The CPP, which was cited by the President as an example of regulation that the rest of the world should follow during last year’s climate change summit in Paris, could become Mr. Obama’s signature environmental policy if it is successfully implemented, but almost immediately after it came into existence coal-producing states issued a federal legal challenge.  Led by West Virginia, 29 states filed a lawsuit in federal court which alleged the CPP represented a misuse of executive power which would cause significant damage to local economies which heavily rely on the coal industry.

The United States Court of Appeals in the District of Columbia refused to grant a stay on the order, sending the question up to the Supreme Court. 

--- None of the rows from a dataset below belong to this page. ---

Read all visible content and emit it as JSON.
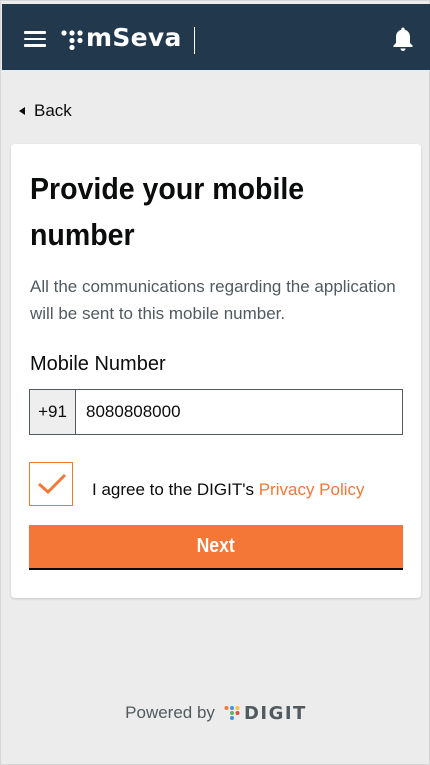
{
  "header": {
    "app_name": "mSeva",
    "menu_icon": "hamburger-menu-icon",
    "notification_icon": "bell-icon",
    "colors": {
      "background": "#22394d",
      "text": "#ffffff"
    }
  },
  "nav": {
    "back_label": "Back",
    "back_icon": "caret-left-icon"
  },
  "card": {
    "title": "Provide your mobile number",
    "description": "All the communications regarding the application will be sent to this mobile number.",
    "mobile_label": "Mobile Number",
    "country_code": "+91",
    "mobile_value": "8080808000",
    "consent_checked": true,
    "consent_prefix": "I agree to the DIGIT's",
    "privacy_link": "Privacy Policy",
    "next_label": "Next",
    "colors": {
      "accent": "#f47738",
      "text": "#0b0c0c",
      "muted": "#505a5f"
    }
  },
  "footer": {
    "powered_by": "Powered by",
    "brand": "DIGIT"
  }
}
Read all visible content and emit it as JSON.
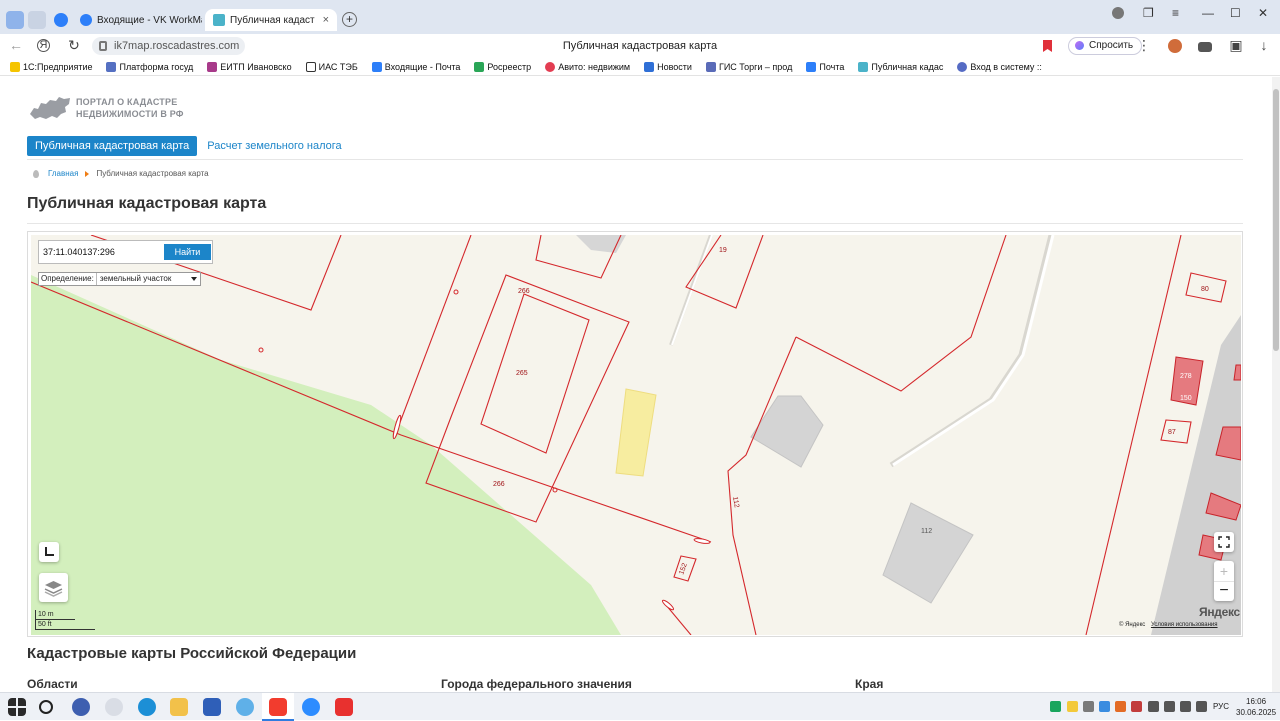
{
  "browser": {
    "tabs": [
      {
        "label": "Входящие - VK WorkMail",
        "active": false
      },
      {
        "label": "Публичная кадастрова",
        "active": true
      }
    ],
    "url": "ik7map.roscadastres.com",
    "page_title": "Публичная кадастровая карта",
    "ask_label": "Спросить",
    "bookmarks": [
      "1С:Предприятие",
      "Платформа госуд",
      "ЕИТП Ивановско",
      "ИАС ТЭБ",
      "Входящие - Почта",
      "Росреестр",
      "Авито: недвижим",
      "Новости",
      "ГИС Торги – прод",
      "Почта",
      "Публичная кадас",
      "Вход в систему ::"
    ]
  },
  "site": {
    "logo_line1": "ПОРТАЛ О КАДАСТРЕ",
    "logo_line2": "НЕДВИЖИМОСТИ В РФ",
    "menu": [
      "Публичная кадастровая карта",
      "Расчет земельного налога"
    ],
    "breadcrumb_home": "Главная",
    "breadcrumb_current": "Публичная кадастровая карта",
    "heading": "Публичная кадастровая карта"
  },
  "map": {
    "search_value": "37:11.040137:296",
    "search_button": "Найти",
    "definition_label": "Определение:",
    "definition_value": "земельный участок",
    "scale_1": "10 m",
    "scale_2": "50 ft",
    "yandex_logo": "Яндекс",
    "copyright": "© Яндекс",
    "terms": "Условия использования",
    "parcel_labels": [
      "19",
      "266",
      "265",
      "266",
      "112",
      "112",
      "80",
      "278",
      "150",
      "87",
      "152"
    ]
  },
  "section": {
    "heading": "Кадастровые карты Российской Федерации",
    "columns": [
      "Области",
      "Города федерального значения",
      "Края"
    ]
  },
  "taskbar": {
    "lang": "РУС",
    "time": "16:06",
    "date": "30.06.2025"
  }
}
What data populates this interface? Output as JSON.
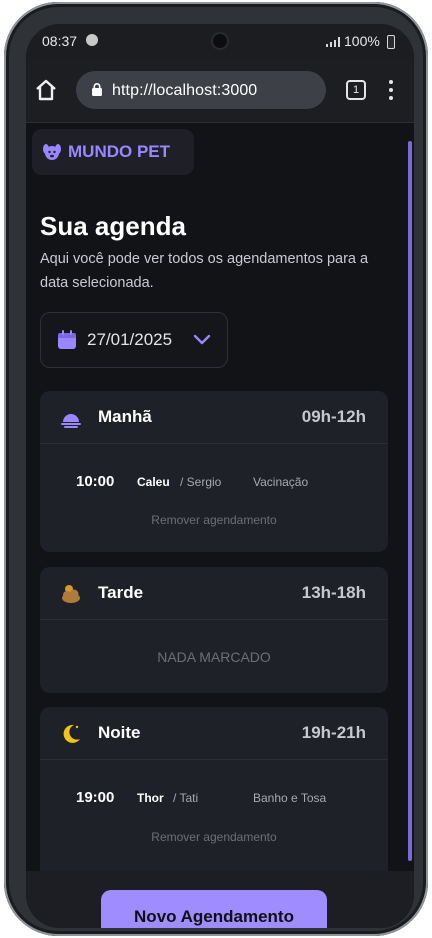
{
  "status_bar": {
    "time": "08:37",
    "battery": "100%"
  },
  "browser": {
    "url": "http://localhost:3000",
    "tab_count": "1"
  },
  "brand": {
    "name": "MUNDO PET"
  },
  "header": {
    "title": "Sua agenda",
    "description": "Aqui você pode ver todos os agendamentos para a data selecionada."
  },
  "date_picker": {
    "value": "27/01/2025"
  },
  "periods": [
    {
      "name": "Manhã",
      "range": "09h-12h",
      "icon": "sunrise-icon",
      "appointments": [
        {
          "time": "10:00",
          "pet": "Caleu",
          "tutor": "/ Sergio",
          "service": "Vacinação",
          "remove_label": "Remover agendamento"
        }
      ]
    },
    {
      "name": "Tarde",
      "range": "13h-18h",
      "icon": "cloud-sun-icon",
      "empty_label": "NADA MARCADO",
      "appointments": []
    },
    {
      "name": "Noite",
      "range": "19h-21h",
      "icon": "moon-icon",
      "appointments": [
        {
          "time": "19:00",
          "pet": "Thor",
          "tutor": "/ Tati",
          "service": "Banho e Tosa",
          "remove_label": "Remover agendamento"
        }
      ]
    }
  ],
  "footer": {
    "new_button_label": "Novo Agendamento"
  },
  "colors": {
    "accent": "#9f8cff",
    "background": "#121317",
    "card": "#1f2128"
  }
}
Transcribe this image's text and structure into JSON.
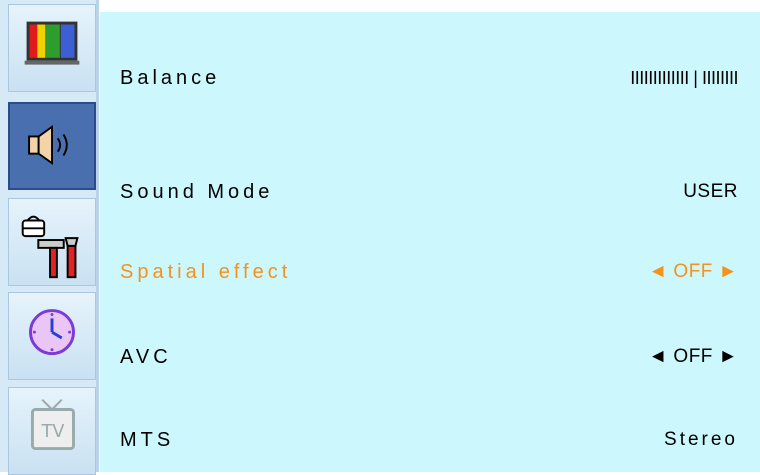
{
  "sidebar": {
    "tabs": [
      {
        "icon": "picture-icon",
        "active": false
      },
      {
        "icon": "sound-speaker-icon",
        "active": true
      },
      {
        "icon": "tools-setup-icon",
        "active": false
      },
      {
        "icon": "clock-icon",
        "active": false
      },
      {
        "icon": "tv-icon",
        "active": false
      }
    ]
  },
  "menu": {
    "items": [
      {
        "label": "Balance",
        "value": "IIIIIIIIIIIII | IIIIIIII"
      },
      {
        "label": "Sound Mode",
        "value": "USER"
      },
      {
        "label": "Spatial effect",
        "value": "◄ OFF ►",
        "highlighted": true
      },
      {
        "label": "AVC",
        "value": "◄ OFF ►"
      },
      {
        "label": "MTS",
        "value": "Stereo"
      }
    ]
  },
  "colors": {
    "background": "#ccf8fd",
    "highlight": "#f6911a",
    "text": "#000000",
    "active_tab": "#4a6fae"
  }
}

Supreme Court Temporarily Blocks EPA Emissions Regulations

Although the substantive challenge to the CPP is still working its way through the federal court system, the 29 states challenging the regulation requested the Supreme Court prevent its implementation until the matter is settled.  In a 5 – 4 vote along ideological lines the Justices agreed with the stay of execution, and put a temporary hold on the CPP while the legal system reviews the EPA action.  The five conservative justices provided the majority vote while the four liberal judges voted to allow the CPP to continue despite the legal challenge. 

As a result of the stay, the EPA will not be allowed to pursue any additional actions to plan, implement, or enforce the CPP until a legal ruling permits the continued application of the regulation.  Currently, the substantive question about the legality of the CPP is scheduled to be heard by the Court of Appeals in DC on June 2, which means there will not be a ruling on the issue until the late summer or early fall.  After that ruling, the matter will likely be fast tracked to the Supreme Court where the Justices will have to decide whether or not to get involved on the question of whether or not the CPP is constitutional.

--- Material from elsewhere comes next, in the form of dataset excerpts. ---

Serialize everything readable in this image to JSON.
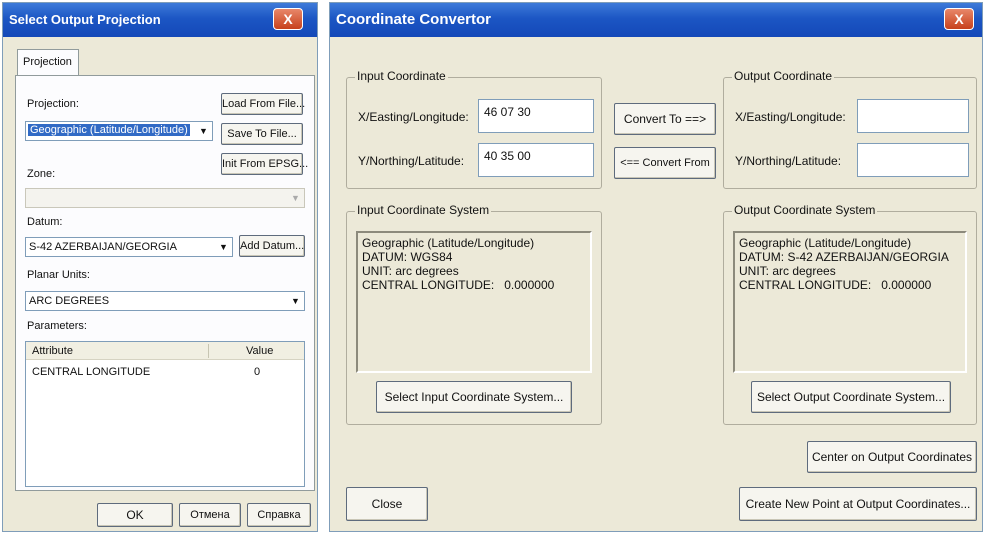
{
  "projection_dialog": {
    "title": "Select Output Projection",
    "close_glyph": "X",
    "tab_label": "Projection",
    "projection_label": "Projection:",
    "projection_value": "Geographic (Latitude/Longitude)",
    "load_button": "Load From File...",
    "save_button": "Save To File...",
    "init_button": "Init From EPSG...",
    "zone_label": "Zone:",
    "zone_value": "",
    "datum_label": "Datum:",
    "datum_value": "S-42 AZERBAIJAN/GEORGIA",
    "add_datum_button": "Add Datum...",
    "planar_units_label": "Planar Units:",
    "planar_units_value": "ARC DEGREES",
    "parameters_label": "Parameters:",
    "param_columns": [
      "Attribute",
      "Value"
    ],
    "param_rows": [
      {
        "attribute": "CENTRAL LONGITUDE",
        "value": "0"
      }
    ],
    "ok_button": "OK",
    "cancel_button": "Отмена",
    "help_button": "Справка"
  },
  "convertor": {
    "title": "Coordinate Convertor",
    "close_glyph": "X",
    "input_coord_group": "Input Coordinate",
    "x_label": "X/Easting/Longitude:",
    "x_value": "46 07 30",
    "y_label": "Y/Northing/Latitude:",
    "y_value": "40 35 00",
    "convert_to_button": "Convert To ==>",
    "convert_from_button": "<== Convert From",
    "output_coord_group": "Output Coordinate",
    "out_x_label": "X/Easting/Longitude:",
    "out_x_value": "",
    "out_y_label": "Y/Northing/Latitude:",
    "out_y_value": "",
    "input_system_group": "Input Coordinate System",
    "input_system_lines": [
      "Geographic (Latitude/Longitude)",
      "DATUM: WGS84",
      "UNIT: arc degrees",
      "CENTRAL LONGITUDE:   0.000000"
    ],
    "select_input_button": "Select Input Coordinate System...",
    "output_system_group": "Output Coordinate System",
    "output_system_lines": [
      "Geographic (Latitude/Longitude)",
      "DATUM: S-42 AZERBAIJAN/GEORGIA",
      "UNIT: arc degrees",
      "CENTRAL LONGITUDE:   0.000000"
    ],
    "select_output_button": "Select Output Coordinate System...",
    "center_button": "Center on Output Coordinates",
    "close_button": "Close",
    "create_point_button": "Create New Point at Output Coordinates..."
  },
  "colors": {
    "title_gradient_top": "#3d7ad9",
    "title_gradient_bottom": "#1448b8",
    "dialog_face": "#ece9d8",
    "selection": "#316ac5"
  }
}
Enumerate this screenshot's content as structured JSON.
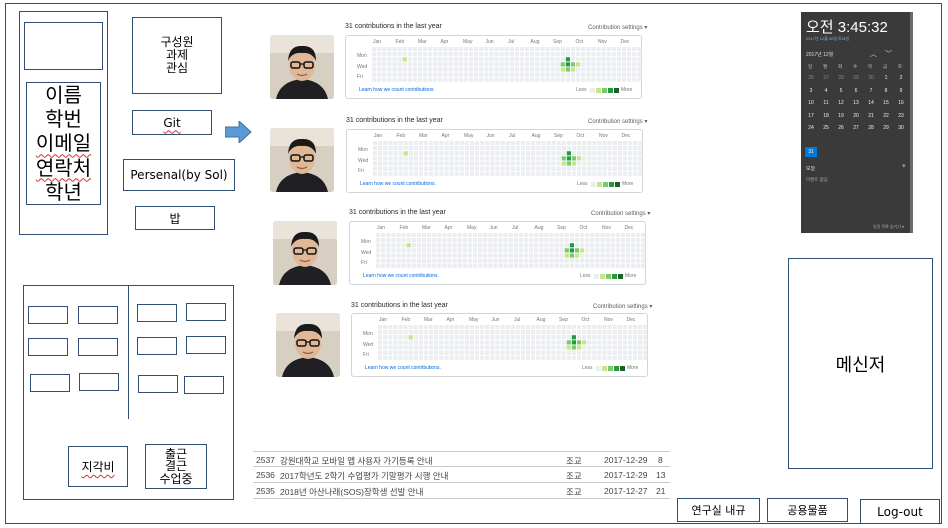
{
  "profile": {
    "lines": [
      "이름",
      "학번",
      "이메일",
      "연락처",
      "학년"
    ]
  },
  "member_box": {
    "text": "구성원\n과제\n관심"
  },
  "buttons": {
    "git": "Git",
    "personal": "Persenal(by Sol)",
    "meal": "밥",
    "late_fee": "지각비",
    "attendance": "출근\n결근\n수업중",
    "lab_rules": "연구실 내규",
    "supplies": "공용물품",
    "logout": "Log-out"
  },
  "messenger": {
    "label": "메신저"
  },
  "contributions": {
    "cards": [
      {
        "title": "31 contributions in the last year",
        "settings": "Contribution settings ▾"
      },
      {
        "title": "31 contributions in the last year",
        "settings": "Contribution settings ▾"
      },
      {
        "title": "31 contributions in the last year",
        "settings": "Contribution settings ▾"
      },
      {
        "title": "31 contributions in the last year",
        "settings": "Contribution settings ▾"
      }
    ],
    "months": [
      "Jan",
      "Feb",
      "Mar",
      "Apr",
      "May",
      "Jun",
      "Jul",
      "Aug",
      "Sep",
      "Oct",
      "Nov",
      "Dec"
    ],
    "days": [
      "Mon",
      "Wed",
      "Fri"
    ],
    "learn": "Learn how we count contributions.",
    "less": "Less",
    "more": "More",
    "legend_colors": [
      "#ebedf0",
      "#c6e48b",
      "#7bc96f",
      "#239a3b",
      "#196127"
    ]
  },
  "calendar": {
    "time": "오전 3:45:32",
    "date": "2017년 12월 30일 토요일",
    "month": "2017년 12월",
    "weekdays": [
      "일",
      "월",
      "화",
      "수",
      "목",
      "금",
      "토"
    ],
    "weeks": [
      [
        "26",
        "27",
        "28",
        "29",
        "30",
        "1",
        "2"
      ],
      [
        "3",
        "4",
        "5",
        "6",
        "7",
        "8",
        "9"
      ],
      [
        "10",
        "11",
        "12",
        "13",
        "14",
        "15",
        "16"
      ],
      [
        "17",
        "18",
        "19",
        "20",
        "21",
        "22",
        "23"
      ],
      [
        "24",
        "25",
        "26",
        "27",
        "28",
        "29",
        "30"
      ],
      [
        "31",
        "",
        "",
        "",
        "",
        "",
        ""
      ]
    ],
    "events_label": "모늘",
    "no_events": "이벤트 없음",
    "hide": "일정 목록 숨기기 ▾"
  },
  "notices": [
    {
      "no": "2537",
      "title": "강원대학교 모바일 앱 사용자 가기등록 안내",
      "author": "조교",
      "date": "2017-12-29",
      "views": "8"
    },
    {
      "no": "2536",
      "title": "2017학년도 2학기 수업평가 기말평가 시행 안내",
      "author": "조교",
      "date": "2017-12-29",
      "views": "13"
    },
    {
      "no": "2535",
      "title": "2018년 아산나래(SOS)장학생 선발 안내",
      "author": "조교",
      "date": "2017-12-27",
      "views": "21"
    }
  ]
}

The Court’s decision to enforce a temporary stay comes as somewhat of a surprise because it is very rare that the Supreme Court will halt an agency regulation during the course of a legal challenge; typically a regulation will remain in place until a court of law issues a final ruling on its constitutionality. 

Supreme Court’s Stay on Obama Environmental Action May Indicate Ultimate Ruling

The ultimate decision on the legality of the CPP is a long way off, however, the Court’s unusual decision to grant a stay on the regulation’s implementation suggests the five conservative Justices have serious reservations about allowing the law to exist as currently written.  Both the President and the EPA have hailed the CPP has an innovative action which authorizes unparalleled levels of government control over state carbon emissions.  While proponents of the regulation hail its aggressiveness as necessary to combat rapid climate change which is harmful to the environment, its opponents argue that it pushes federal authority too far.

The Obama Administration responded to the stay of execution on the CPP with positive messages about the ultimate outcome of the federal challenge, however, the regulation is far from a certainty.  The level of federal authority authorized by the implantation and administration of the CPP pushes the boundaries of permissible EPA action, and the government has a long and difficult road to prove its unprecedented intervention in the energy sector is legally justifiable.